Ecommerce: pan-African 'trust mark' to be launched

Cape Town – Due to the importance of establishing trust in digital trade in Africa, Ecommerce Forum Africa (EFA) plans to launch what it calls a pan-African ecommerce "trust mark".

This is because the EFA finds the issue of trust is still an impediment to the accelerated growth and adoption of digital trade on the continent. The challenge of trust was in fact the impetus for establishing the EFA, its chair Dylan Piatti announced at the DHL eCommerce Money Africa conference in Cape Town on Thursday.

The EFA wants to help create more trust in ecommerce, because it regards digital trade as essential for economic growth and development on the continent.

The aim of the "trust mark" is to establish the best potential ecommerce partners, because the EFA regards partnerships as very important in the sector.

Piatti, the senior chief of staff: consumer, retail and manufacturing at Deloitte, said the EFA is already talking to a number of African countries about establishing a "pan-African ecommerce trust mark". Legal experts are on board to help with the process.

Shift in mindset

In his presentation Piatti said a shift in mindset is needed about the way the world is viewed. Three paradigms form the basis of how ecommerce is impacting trade. These are transformation and disruption, value, and leadership, in his view.

“When one talks about ecommerce in Africa, many people still claim it will take their jobs away. For me, however, technology can be used to complement existing aspects to make it better for all," said Piatti.

“There is an intersection taking place between different worlds and different eco-systems are coming together.”

In his view, more leadership is needed in Africa regarding ecommerce – both on national as well as individual level.

“In Africa there is a need for a greater ability to accept that there are certain things we simply don’t know. Leadership on the ecommerce field is, therefore, both a massive challenge as well as a great opportunity,” he said.

“It relates to how decisions are being made, not only in businesses and organisations, but also about how families are accepting and embracing change in the way they make decisions.”

Despite ecommerce still being relatively small as a proportion of retail revenue in SA, in his view, the time is right for the ecommerce sector in the country to “think and sell differently”.

Consumers are "evolving dynamically" in what they are looking for and the consumer must be placed at the centre of the ecommerce process.

Ecommerce enables producers to go directly to consumers, for instance. This leads to sellers risking falling out of the game or having to change their entire business models. They, therefore, need the ability to think and act differently.
 
That is why the aim of the EFA is to drive the sustainable growth and development of ecommerce in Africa. It is driving a pan-African collaborative approach as well as engaging on an international level.

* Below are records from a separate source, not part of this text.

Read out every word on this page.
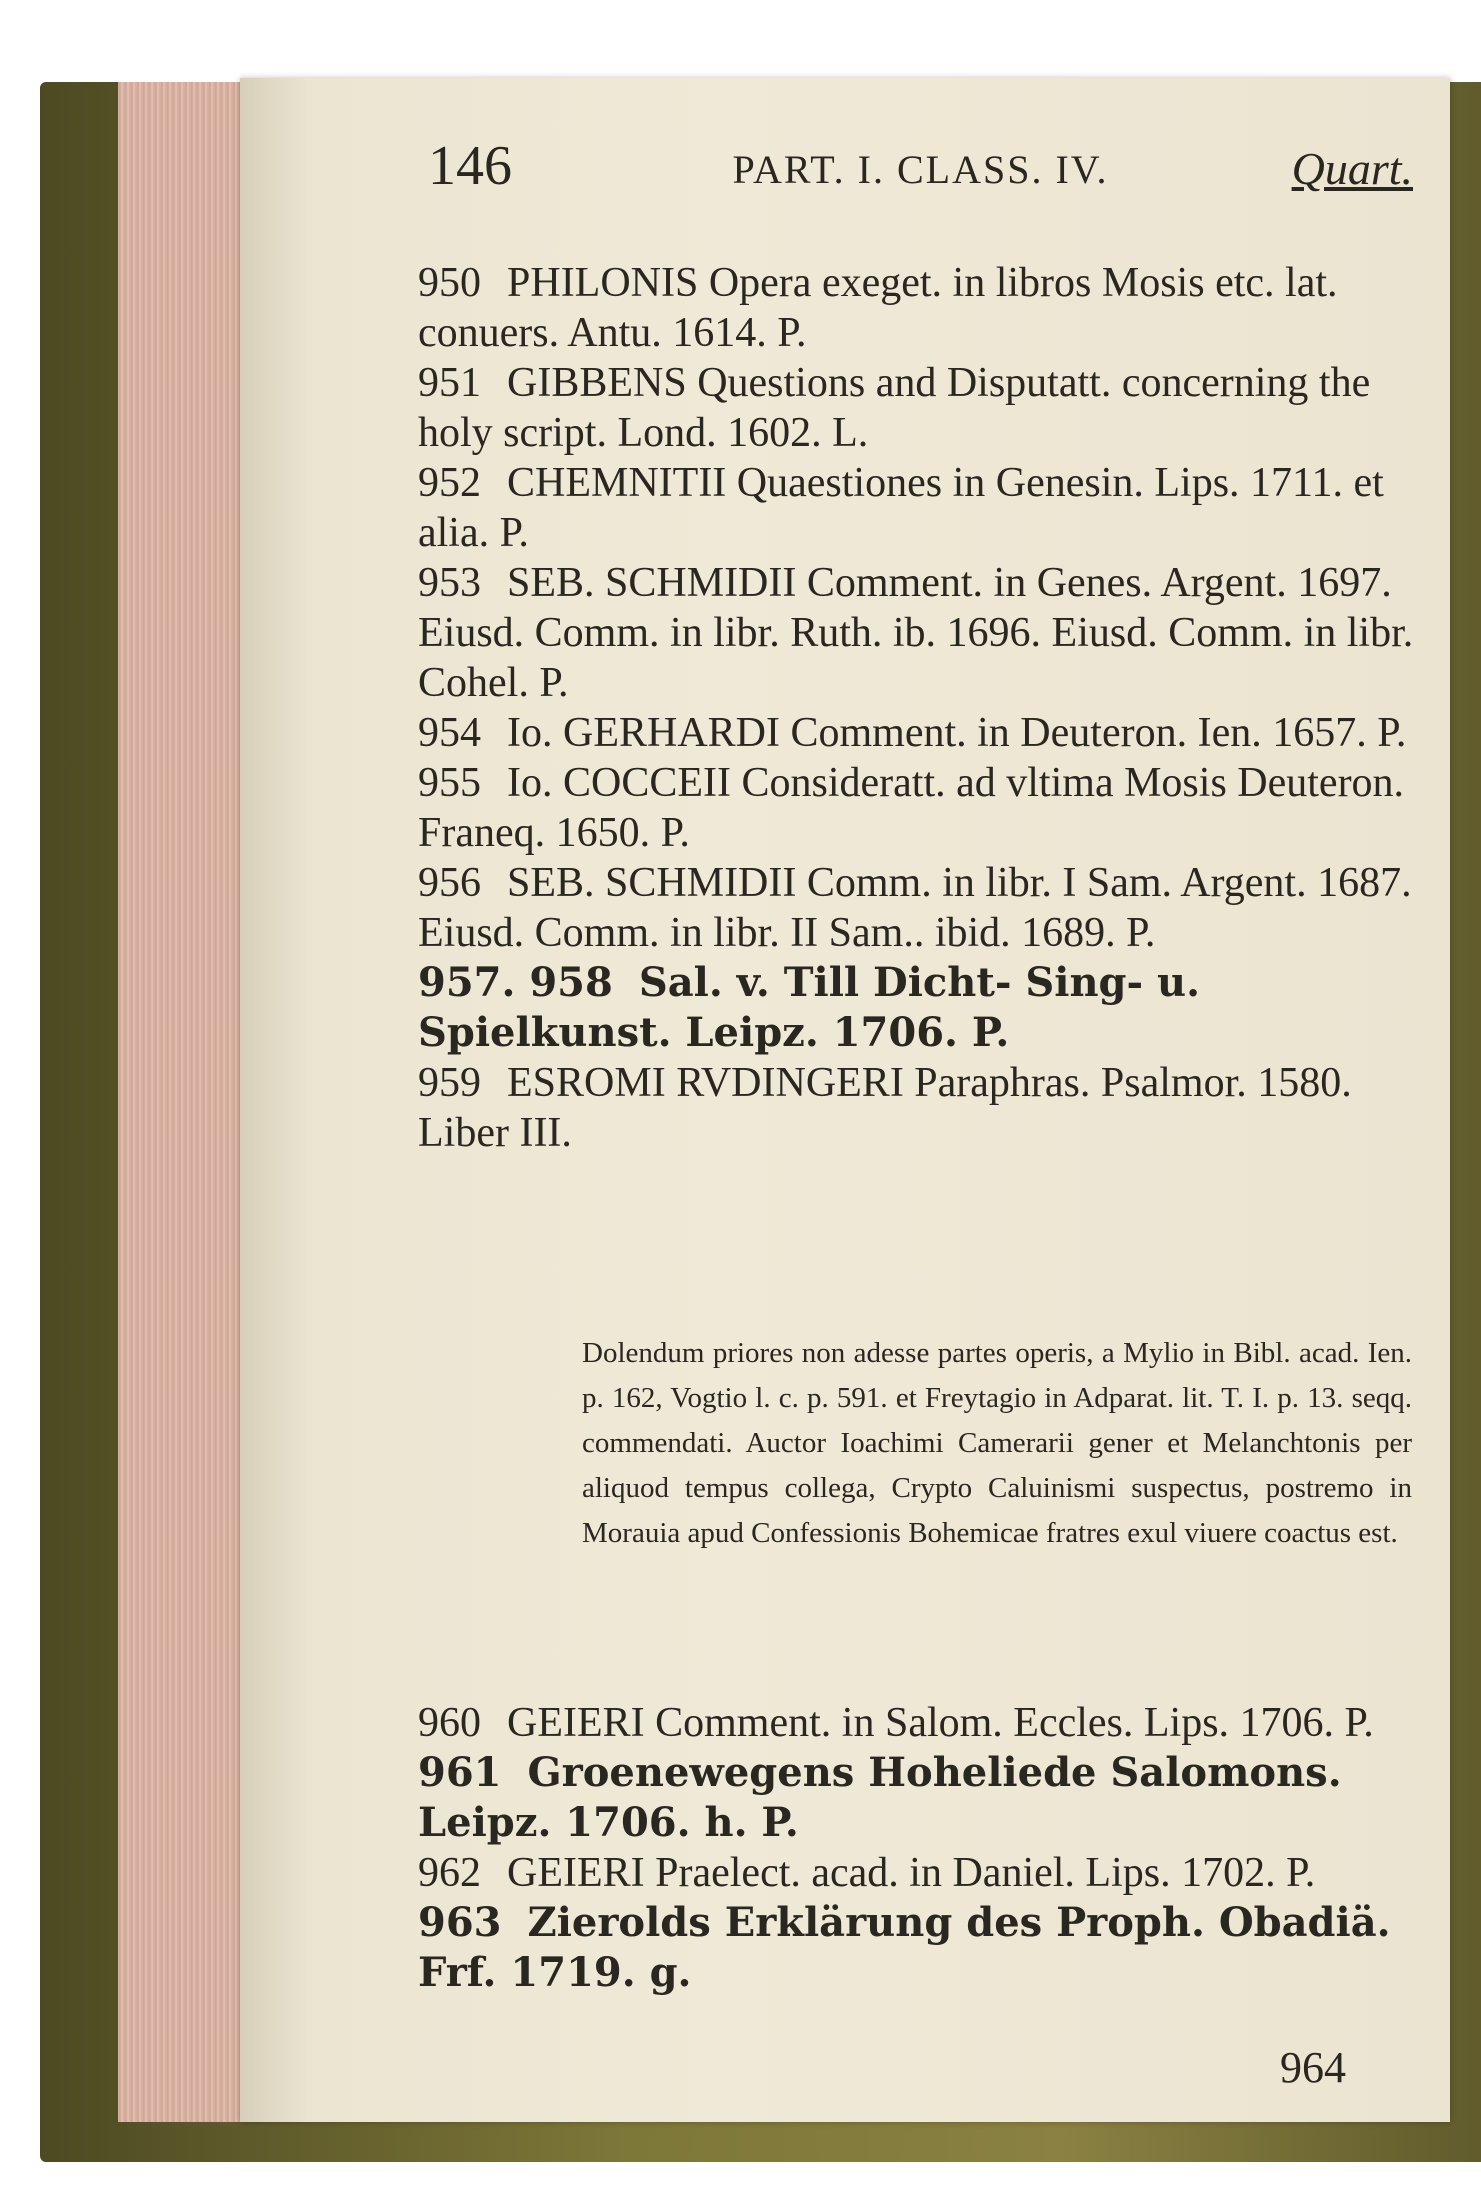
146	PART. I. CLASS. IV.	Quart.

950 PHILONIS Opera exeget. in libros Mosis etc. lat. conuers. Antu. 1614. P.

951 GIBBENS Questions and Disputatt. concerning the holy script. Lond. 1602. L.

952 CHEMNITII Quaestiones in Genesin. Lips. 1711. et alia. P.

953 SEB. SCHMIDII Comment. in Genes. Argent. 1697. Eiusd. Comm. in libr. Ruth. ib. 1696. Eiusd. Comm. in libr. Cohel. P.

954 Io. GERHARDI Comment. in Deuteron. Ien. 1657. P.

955 Io. COCCEII Consideratt. ad vltima Mosis Deuteron. Franeq. 1650. P.

956 SEB. SCHMIDII Comm. in libr. I Sam. Argent. 1687. Eiusd. Comm. in libr. II Sam.. ibid. 1689. P.

957. 958 Sal. v. Till Dicht- Sing- u. Spielkunst. Leipz. 1706. P.

959 ESROMI RVDINGERI Paraphras. Psalmor. 1580. Liber III.

Dolendum priores non adesse partes operis, a Mylio in Bibl. acad. Ien. p. 162, Vogtio l. c. p. 591. et Freytagio in Adparat. lit. T. I. p. 13. seqq. commendati. Auctor Ioachimi Camerarii gener et Melanchtonis per aliquod tempus collega, Crypto Caluinismi suspectus, postremo in Morauia apud Confessionis Bohemicae fratres exul viuere coactus est.

960 GEIERI Comment. in Salom. Eccles. Lips. 1706. P.

961 Groenewegens Hoheliede Salomons. Leipz. 1706. h. P.

962 GEIERI Praelect. acad. in Daniel. Lips. 1702. P.

963 Zierolds Erklärung des Proph. Obadiä. Frf. 1719. g.

964
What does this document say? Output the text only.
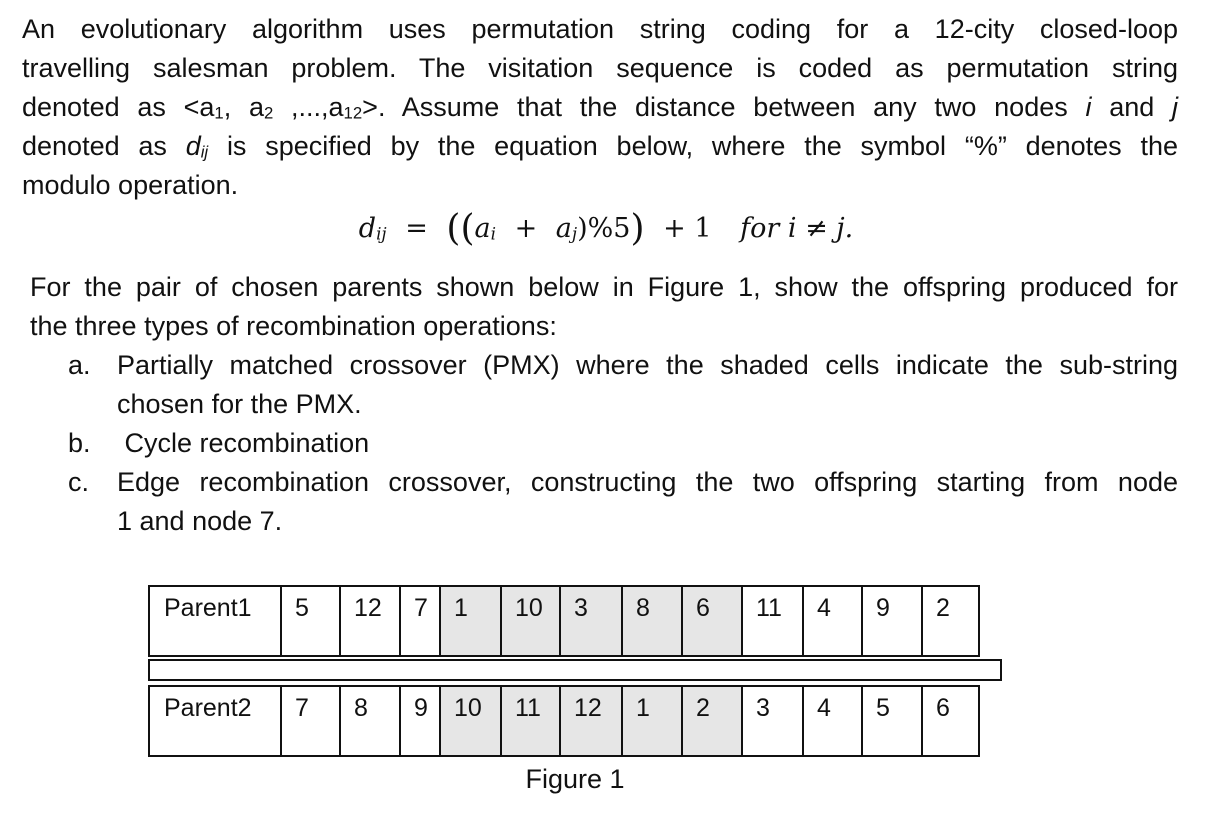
An evolutionary algorithm uses permutation string coding for a 12-city closed-loop
travelling salesman problem. The visitation sequence is coded as permutation string
denoted as $<a_1$, $a_2$ $,...,a_{12}>$. Assume that the distance between any two nodes i and j
denoted as dij is specified by the equation below, where the symbol “%” denotes the
modulo operation.
$d_{ij} = ((a_i + a_j)\%5) + 1$ for i ≠ j.
For the pair of chosen parents shown below in Figure 1, show the offspring produced for
the three types of recombination operations:
a. Partially matched crossover (PMX) where the shaded cells indicate the sub-string
chosen for the PMX.
b. Cycle recombination
c. Edge recombination crossover, constructing the two offspring starting from node
1 and node 7.
Parent1	5	12	7	1	10	3	8	6	11	4	9	2
Parent2	7	8	9	10	11	12	1	2	3	4	5	6
Figure 1
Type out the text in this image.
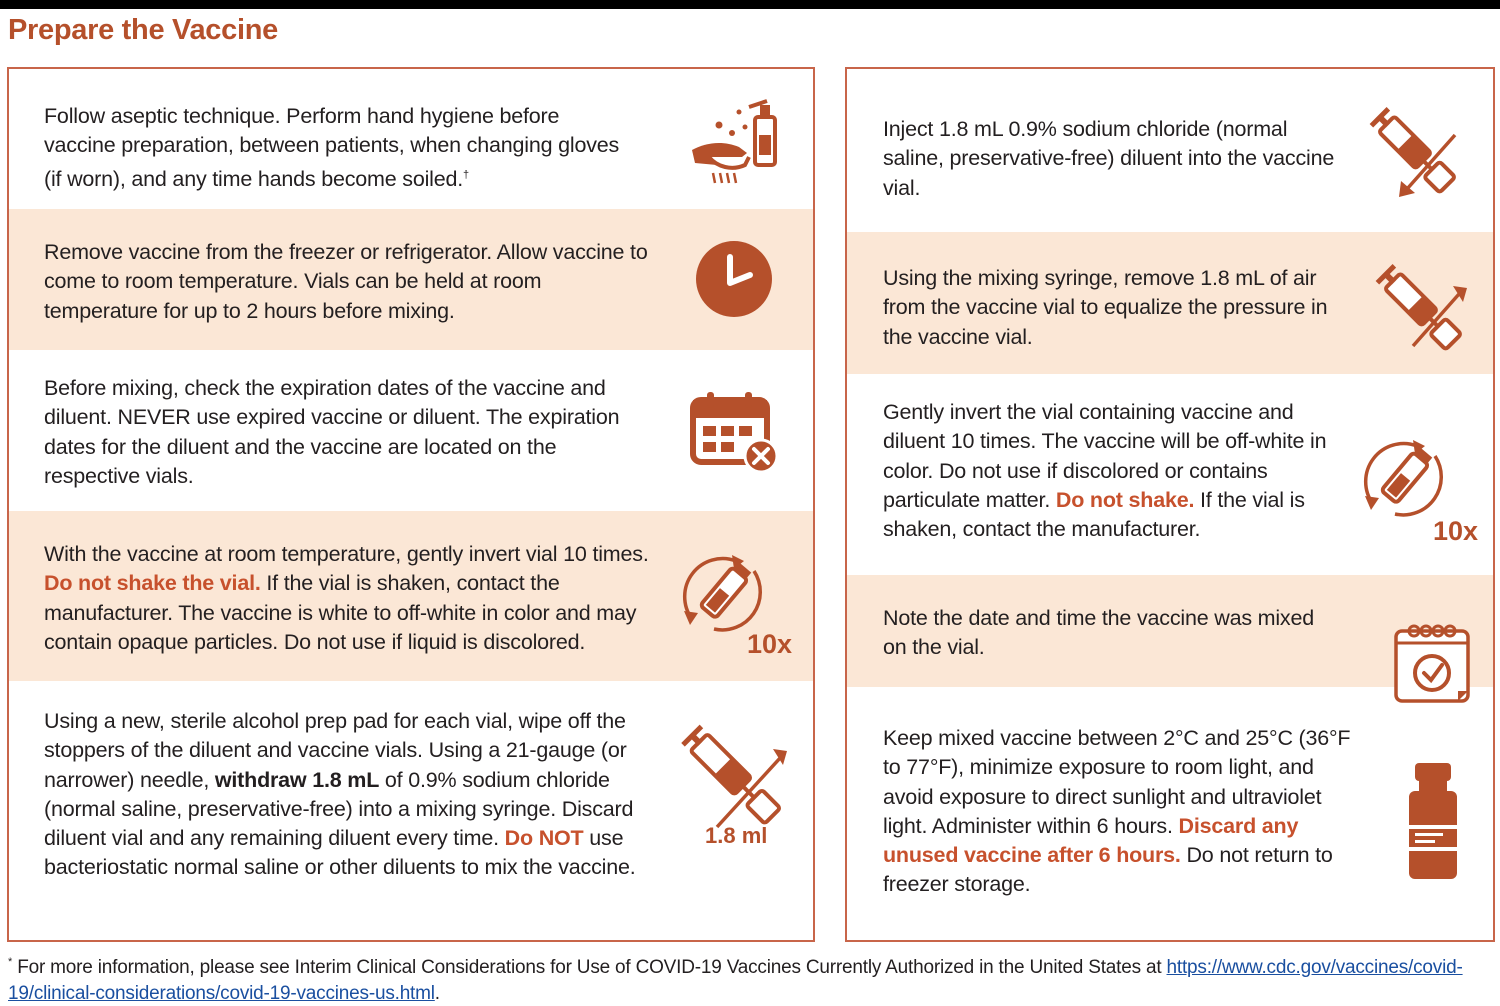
Prepare the Vaccine
Follow aseptic technique. Perform hand hygiene before vaccine preparation, between patients, when changing gloves (if worn), and any time hands become soiled.†
Remove vaccine from the freezer or refrigerator. Allow vaccine to come to room temperature. Vials can be held at room temperature for up to 2 hours before mixing.
Before mixing, check the expiration dates of the vaccine and diluent. NEVER use expired vaccine or diluent. The expiration dates for the diluent and the vaccine are located on the respective vials.
With the vaccine at room temperature, gently invert vial 10 times. Do not shake the vial. If the vial is shaken, contact the manufacturer. The vaccine is white to off-white in color and may contain opaque particles. Do not use if liquid is discolored.	10x
Using a new, sterile alcohol prep pad for each vial, wipe off the stoppers of the diluent and vaccine vials. Using a 21-gauge (or narrower) needle, withdraw 1.8 mL of 0.9% sodium chloride (normal saline, preservative-free) into a mixing syringe. Discard diluent vial and any remaining diluent every time. Do NOT use bacteriostatic normal saline or other diluents to mix the vaccine.
1.8 ml
Inject 1.8 mL 0.9% sodium chloride (normal saline, preservative-free) diluent into the vaccine vial.
Using the mixing syringe, remove 1.8 mL of air from the vaccine vial to equalize the pressure in the vaccine vial.
Gently invert the vial containing vaccine and diluent 10 times. The vaccine will be off-white in color. Do not use if discolored or contains particulate matter. Do not shake. If the vial is shaken, contact the manufacturer.	10x
Note the date and time the vaccine was mixed on the vial.
Keep mixed vaccine between 2°C and 25°C (36°F to 77°F), minimize exposure to room light, and avoid exposure to direct sunlight and ultraviolet light. Administer within 6 hours. Discard any unused vaccine after 6 hours. Do not return to freezer storage.
* For more information, please see Interim Clinical Considerations for Use of COVID-19 Vaccines Currently Authorized in the United States at https://www.cdc.gov/vaccines/covid-19/clinical-considerations/covid-19-vaccines-us.html.
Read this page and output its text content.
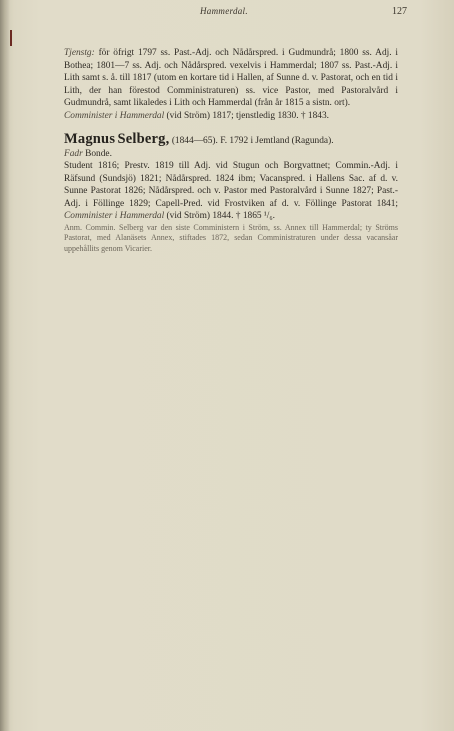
Hammerdal.	127

Tjenstg: för öfrigt 1797 ss. Past.-Adj. och Nådårspred. i Gudmundrå; 1800 ss. Adj. i Bothea; 1801—7 ss. Adj. och Nådårspred. vexelvis i Hammerdal; 1807 ss. Past.-Adj. i Lith samt s. å. till 1817 (utom en kortare tid i Hallen, af Sunne d. v. Pastorat, och en tid i Lith, der han förestod Comministraturen) ss. vice Pastor, med Pastoralvård i Gudmundrå, samt likaledes i Lith och Hammerdal (från år 1815 a sistn. ort).

Comminister i Hammerdal (vid Ström) 1817; tjenstledig 1830. † 1843.

Magnus Selberg, (1844—65). F. 1792 i Jemtland (Ragunda).

Fadr Bonde.

Student 1816; Prestv. 1819 till Adj. vid Stugun och Borgvattnet; Commin.-Adj. i Räfsund (Sundsjö) 1821; Nådårspred. 1824 ibm; Vacanspred. i Hallens Sac. af d. v. Sunne Pastorat 1826; Nådårspred. och v. Pastor med Pastoralvård i Sunne 1827; Past.-Adj. i Föllinge 1829; Capell-Pred. vid Frostviken af d. v. Föllinge Pastorat 1841; Comminister i Hammerdal (vid Ström) 1844. † 1865 ¹/₆.

Anm. Commin. Selberg var den siste Comministern i Ström, ss. Annex till Hammerdal; ty Ströms Pastorat, med Alanäsets Annex, stiftades 1872, sedan Comministraturen under dessa vacansåar uppehållits genom Vicarier.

Skills development, especially among the youth, is regarded by the EFA as very important as well as looking at ecommerce payments and regulation regarding tax and legal aspects. Furthermore, research is regarded as very important as well as looking at disruptions in logistics brought about by digital trade.

The EFA furthermore wants to work with the relevant authorities in SA to set up an ecommerce dispute process. It would like to get some kind of governance structure and code of conduct established that will help with creating trust in the ecommerce environment, according to Piatti.